The pair has been quietly making waves since last week, as it continues the upside run upon breaking is 200-day moving average (blue line). The rally from 150.00 to just above 154.00 now also owes much to a surging rise in Treasury yields. 10-year yields have gone up from 4.15% to 4.40% during this period and that is also playing a role in keeping USD/JPY underpinned.
From a technical perspective, the pair is looking towards a test of the 155.00 mark now with the November high of 156.74 being a key resistance point.
But for trading this week, everything will hinge on the post-Fed reaction. In particular, how the dollar and the bond market will react.
The Fed is going to cut rates by 25 bps tomorrow. However, will they be explicit about a pause in January or even perhaps longer than that? That is the key question right now and traders will look for clues on that in the statement tomorrow as well as Powell's press conference.

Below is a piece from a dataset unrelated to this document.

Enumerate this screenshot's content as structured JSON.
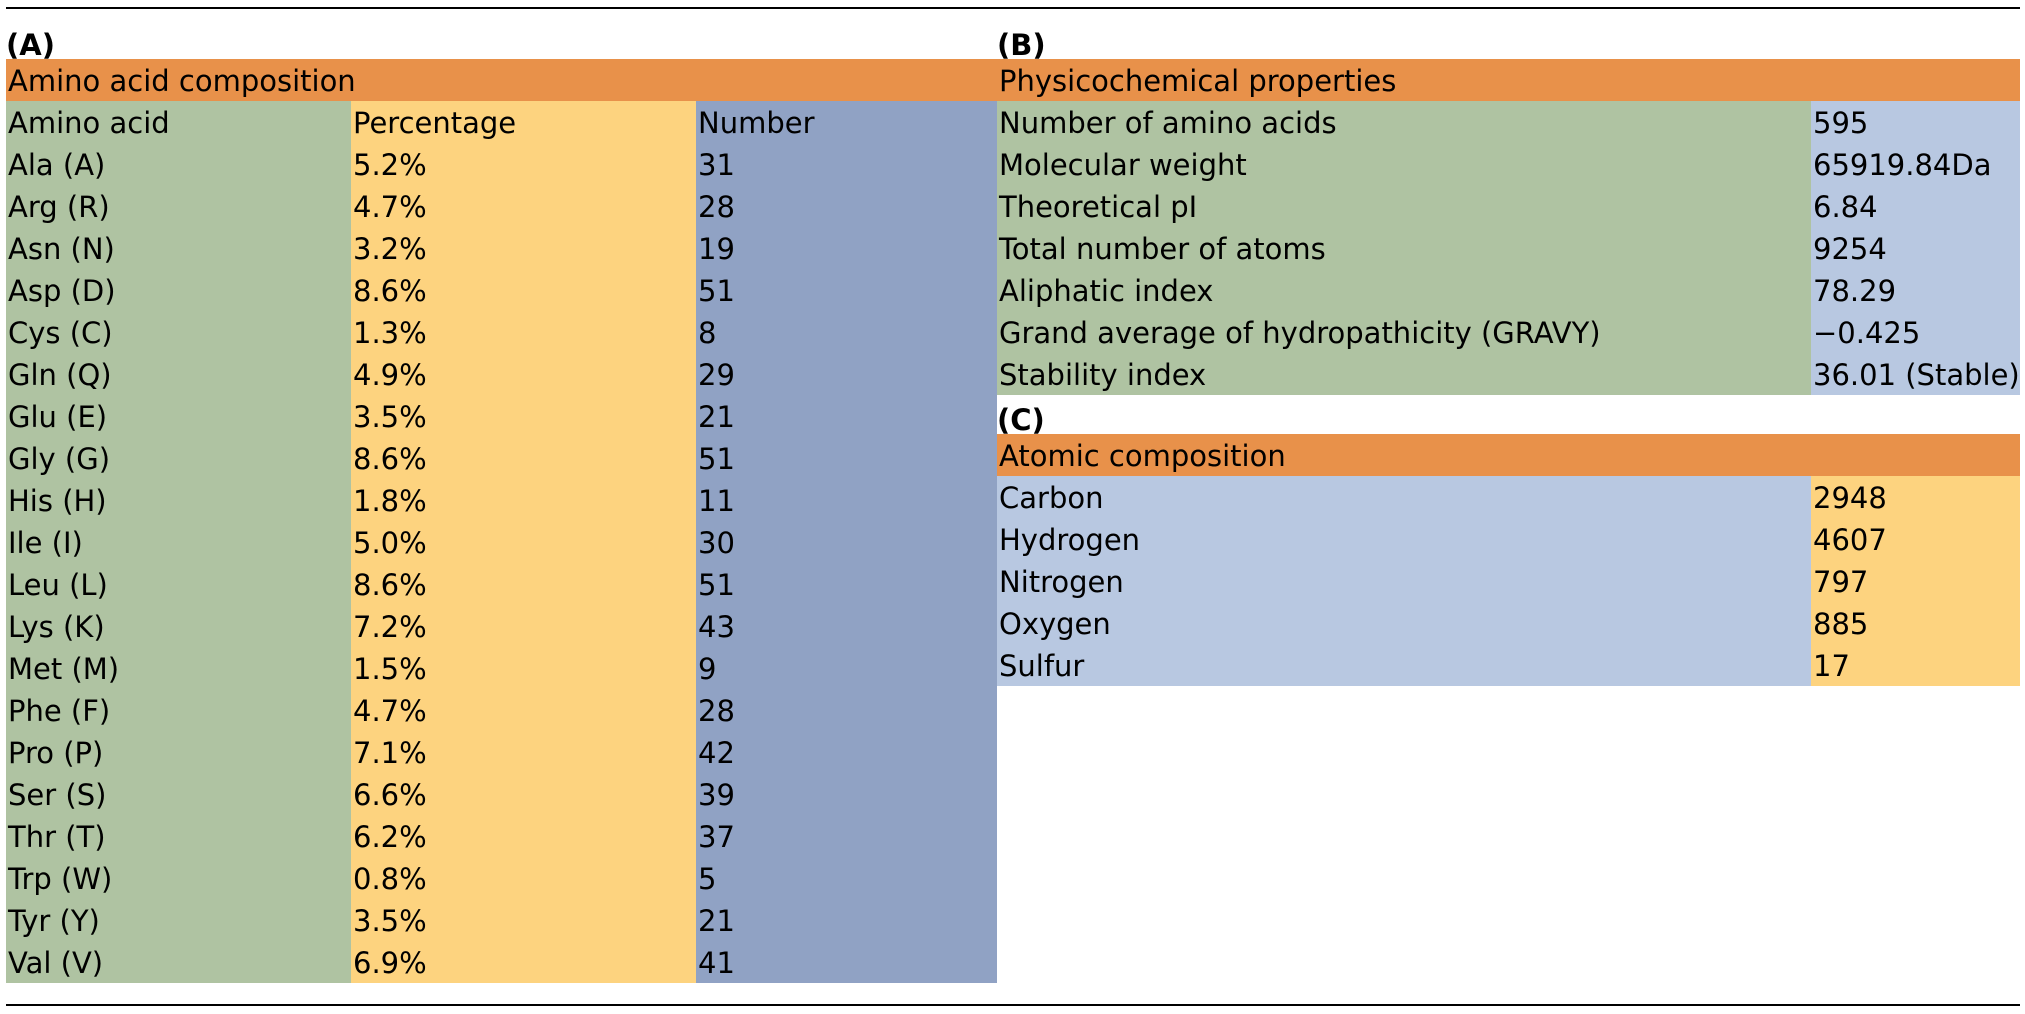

Looking at Fed funds futures, the odds of a pause in January are ~80% at the moment while the odds of a rate cut in March are ~57%. There is a chance that the Fed might want to take it meeting by meeting but amid the move in bonds last week, traders are certainly not waiting around to find out.
So, will the Fed vindicate all of that? Or are they going to keep their options open and rein in the dollar? If it's the latter, we might be due a Santa Claus rally for risk assets this year.